Aquel sistema concluyó por agotar
los recursos metálicos del relojero, que se quedó absolutamente sin nada. Sus
antiguos jarrones, los tableros de hierro esculpido que adornaban la casa,
algunos cuadros notables de los primeros pintores flamencos, todo, hasta las
preciosas herramientas que su genio había inventado, fue vendido para
indemnizar a los quejosos.
Escolástica era la única que no
reconocía la necesidad de semejante indemnización, pero sus esfuerzos no fueron
poderosos para impedir que los importunos llegaran hasta el taller de su amo, y
salieran cargados con algún objeto valioso. Entonces, su sempiterna charla
resonaba con más fuerza en todas las calles del barrio, donde la conocían de
muy antiguo, desmintiendo con empeño las acusacio-nes de hechicería y magia que
pesaban sobre su amo; pero, como realmente estaba persuadida de que eran
ciertas, pasaba luego horas enteras rezando para que Dios le perdonara sus bien
intencionadas mentiras, en gracia al propósito que la había impulsado a
formular-las.
La gente no dejó de observar
también que el maestro Zacarías había olvidado el cumplimiento de sus deberes
religiosos, dejando de acompañar a Geranda a los oficios divinos, donde parecía
encontrar en la oración ese encanto espiritual que impregna las inteligencias
superiores.
Este voluntario apartamiento de las
prácticas devotas, unido a los secretos sucesos de su vida, habían justificado,
en cierto modo, las acusacio-nes de sortilegio lanzadas contra sus trabajos.
Por esta razón, con el doble fin de
atraer a su padre hacia Dios y hacia el mundo, Geranda resolvió llamar a la
religión en su auxilio, creyendo que el catolicismo podía devolver algo de lo
que había perdido a aquella alma moribunda; pero el dogma de fe y la humildad
tenían que combatir en el maestro Zacarías un insuperable orgullo.
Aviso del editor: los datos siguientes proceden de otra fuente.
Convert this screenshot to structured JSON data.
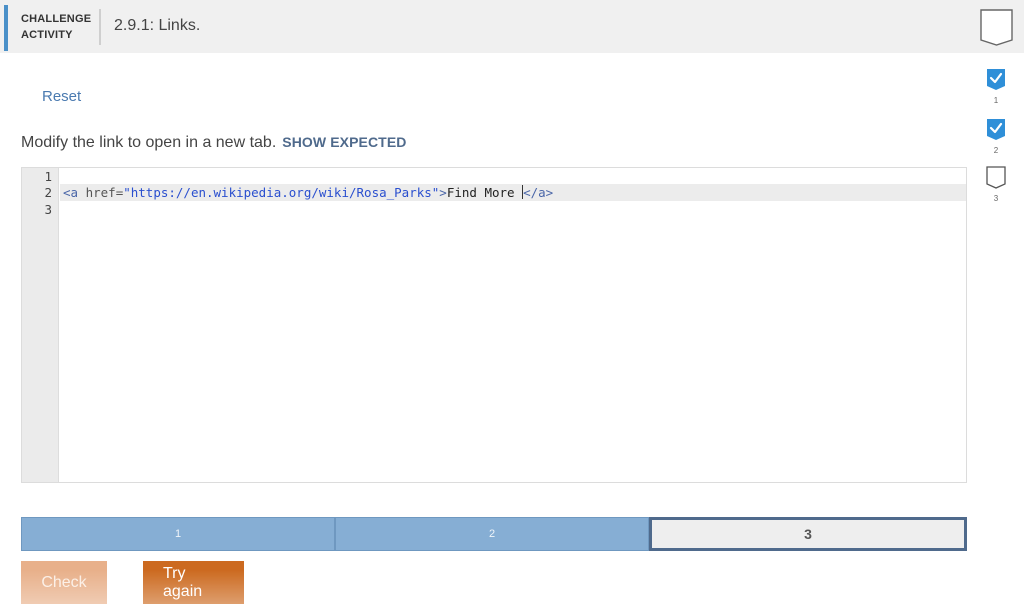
{
  "header": {
    "tag_line1": "CHALLENGE",
    "tag_line2": "ACTIVITY",
    "title": "2.9.1: Links."
  },
  "reset_label": "Reset",
  "instructions": {
    "text": "Modify the link to open in a new tab.",
    "show_expected": "SHOW EXPECTED"
  },
  "editor": {
    "line_numbers": [
      "1",
      "2",
      "3"
    ],
    "code": {
      "open_tag": "<a",
      "attr": " href=",
      "value": "\"https://en.wikipedia.org/wiki/Rosa_Parks\"",
      "close_open": ">",
      "text": "Find More ",
      "end_tag": "</a>"
    }
  },
  "progress": {
    "segments": [
      "1",
      "2",
      "3"
    ],
    "current": "3"
  },
  "buttons": {
    "check": "Check",
    "try_again": "Try again"
  },
  "steps": [
    {
      "label": "1",
      "status": "completed"
    },
    {
      "label": "2",
      "status": "completed"
    },
    {
      "label": "3",
      "status": "incomplete"
    }
  ],
  "colors": {
    "accent": "#4a90c8",
    "progress_done": "#86aed4",
    "progress_current_border": "#4f6a8c",
    "check_button": "#e8b08a",
    "try_again_button": "#cc6a20",
    "step_check": "#2f8fd8"
  }
}
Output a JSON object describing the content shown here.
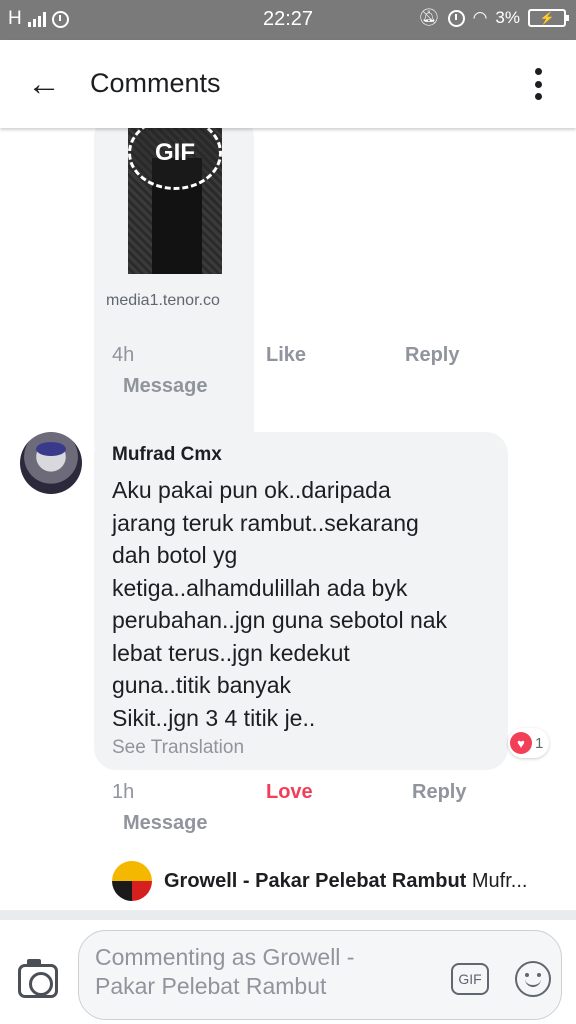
{
  "status_bar": {
    "network": "H",
    "time": "22:27",
    "battery": "3%"
  },
  "header": {
    "title": "Comments"
  },
  "gif_comment": {
    "badge": "GIF",
    "source": "media1.tenor.co",
    "time": "4h",
    "like": "Like",
    "reply": "Reply",
    "message": "Message"
  },
  "comment": {
    "author": "Mufrad Cmx",
    "text": "Aku pakai pun ok..daripada\njarang teruk rambut..sekarang\ndah botol yg\nketiga..alhamdulillah ada byk\nperubahan..jgn guna sebotol nak\nlebat terus..jgn kedekut\nguna..titik banyak\nSikit..jgn 3 4 titik je..",
    "see_translation": "See Translation",
    "reaction_count": "1",
    "time": "1h",
    "love": "Love",
    "reply": "Reply",
    "message": "Message"
  },
  "reply_preview": {
    "author": "Growell - Pakar Pelebat Rambut",
    "snippet": "Mufr..."
  },
  "composer": {
    "placeholder": "Commenting as Growell -\nPakar Pelebat Rambut",
    "gif_label": "GIF"
  },
  "colors": {
    "love": "#f33e58",
    "bubble": "#f2f3f5",
    "status_bar": "#7a7a7a"
  }
}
Su
engreimiento de la ciencia, que todo lo relaciona con ella, sin remontarse a la
fuente infinita de donde emanan los primeros principios, no podía ser más
pernicioso.
En tales circunstancias, emprendió
la joven la conversión de su padre, y tan eficaz fue su influencia, que el
anciano prometió asistir el domingo siguiente a la misa mayor de la catedral.
Tuvo Geranda un momento de éxtasis,
en el que le pareció ver el cielo abierto, y la vieja Escolástica, no pudiendo
contener su gozo, ideó argumentos sin réplica contra las malas lenguas que
acusaban de impío a su amo.
Habló de ello a las vecinas, amigas
y enemigas, sin importarle nada que la conociesen o no.
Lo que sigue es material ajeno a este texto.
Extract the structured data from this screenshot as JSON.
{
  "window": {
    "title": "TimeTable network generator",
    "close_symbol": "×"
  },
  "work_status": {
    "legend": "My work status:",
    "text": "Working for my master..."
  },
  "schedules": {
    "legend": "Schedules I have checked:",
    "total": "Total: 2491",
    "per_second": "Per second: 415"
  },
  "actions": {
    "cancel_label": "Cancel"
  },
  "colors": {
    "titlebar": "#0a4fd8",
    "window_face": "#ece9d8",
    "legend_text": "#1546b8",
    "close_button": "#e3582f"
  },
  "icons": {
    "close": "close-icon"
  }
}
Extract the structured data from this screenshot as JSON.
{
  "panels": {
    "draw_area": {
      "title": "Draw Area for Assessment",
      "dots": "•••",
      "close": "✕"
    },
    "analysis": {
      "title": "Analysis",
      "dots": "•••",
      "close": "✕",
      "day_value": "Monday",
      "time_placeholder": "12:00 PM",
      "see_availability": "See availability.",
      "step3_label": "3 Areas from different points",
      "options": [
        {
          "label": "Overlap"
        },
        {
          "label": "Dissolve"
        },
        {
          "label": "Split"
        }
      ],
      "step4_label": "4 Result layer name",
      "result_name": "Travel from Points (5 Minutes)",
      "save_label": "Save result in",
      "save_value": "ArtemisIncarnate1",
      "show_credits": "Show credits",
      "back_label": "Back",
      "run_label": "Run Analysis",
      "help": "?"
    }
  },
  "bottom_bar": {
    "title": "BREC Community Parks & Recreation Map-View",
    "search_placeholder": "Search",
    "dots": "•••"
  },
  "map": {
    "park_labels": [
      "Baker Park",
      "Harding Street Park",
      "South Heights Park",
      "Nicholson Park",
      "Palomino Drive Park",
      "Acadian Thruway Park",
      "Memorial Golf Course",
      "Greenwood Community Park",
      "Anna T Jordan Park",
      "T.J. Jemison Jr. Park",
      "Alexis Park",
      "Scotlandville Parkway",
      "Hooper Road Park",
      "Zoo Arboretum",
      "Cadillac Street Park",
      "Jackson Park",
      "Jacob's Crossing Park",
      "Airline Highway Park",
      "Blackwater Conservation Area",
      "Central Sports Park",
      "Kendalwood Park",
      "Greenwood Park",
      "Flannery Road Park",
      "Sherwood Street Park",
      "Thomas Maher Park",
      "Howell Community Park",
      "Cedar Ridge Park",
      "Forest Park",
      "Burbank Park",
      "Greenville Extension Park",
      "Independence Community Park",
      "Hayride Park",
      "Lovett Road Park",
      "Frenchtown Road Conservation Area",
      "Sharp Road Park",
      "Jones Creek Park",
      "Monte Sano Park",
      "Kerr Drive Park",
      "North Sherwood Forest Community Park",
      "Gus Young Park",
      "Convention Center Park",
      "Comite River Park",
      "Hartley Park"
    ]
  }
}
‑Francamente, no creemos nada de
cuanto nos cuenta, Escolástica ‑le replicaban‑. El maestro Zacarías ha obrado
siempre de acuerdo con el diablo.
Pero ¿no han contado los
campanarios que tienen relojes fabricados por mi amo? ‑argüía la anciana.
¡Cuántas veces ha hecho sonar la hora de la oración y de la misa!
Sin duda, pero ha inventado máquinas
que andan solas y que no pueden ser obra de un hombre de este mundo.
¿Acaso los hijos del demonio ‑replicaba
Escolástica, encolerizada‑ pueden construir el hermoso reloj de hierro del
castillo de Andernatt, que la ciudad de Ginebra no tuvo bastante dinero para
adquirir? A cada hora aparece una bellísima leyenda, tan piadosa, que el
cristiano que ponga en práctica sus preceptos irá derecho al paraíso. ¿Puede
ser obra del diablo?
Aquella obra maestra, construida
veinte años atrás, había, efectivamente, acrecentado la gloria del maestro
Zacarías; pero hasta en aquella ocasión las acusaciones de hechicería habían
sido generales. Por lo demás, la presencia del anciano en la iglesia de San
Pedro debía hacer enmudecer las malas lenguas.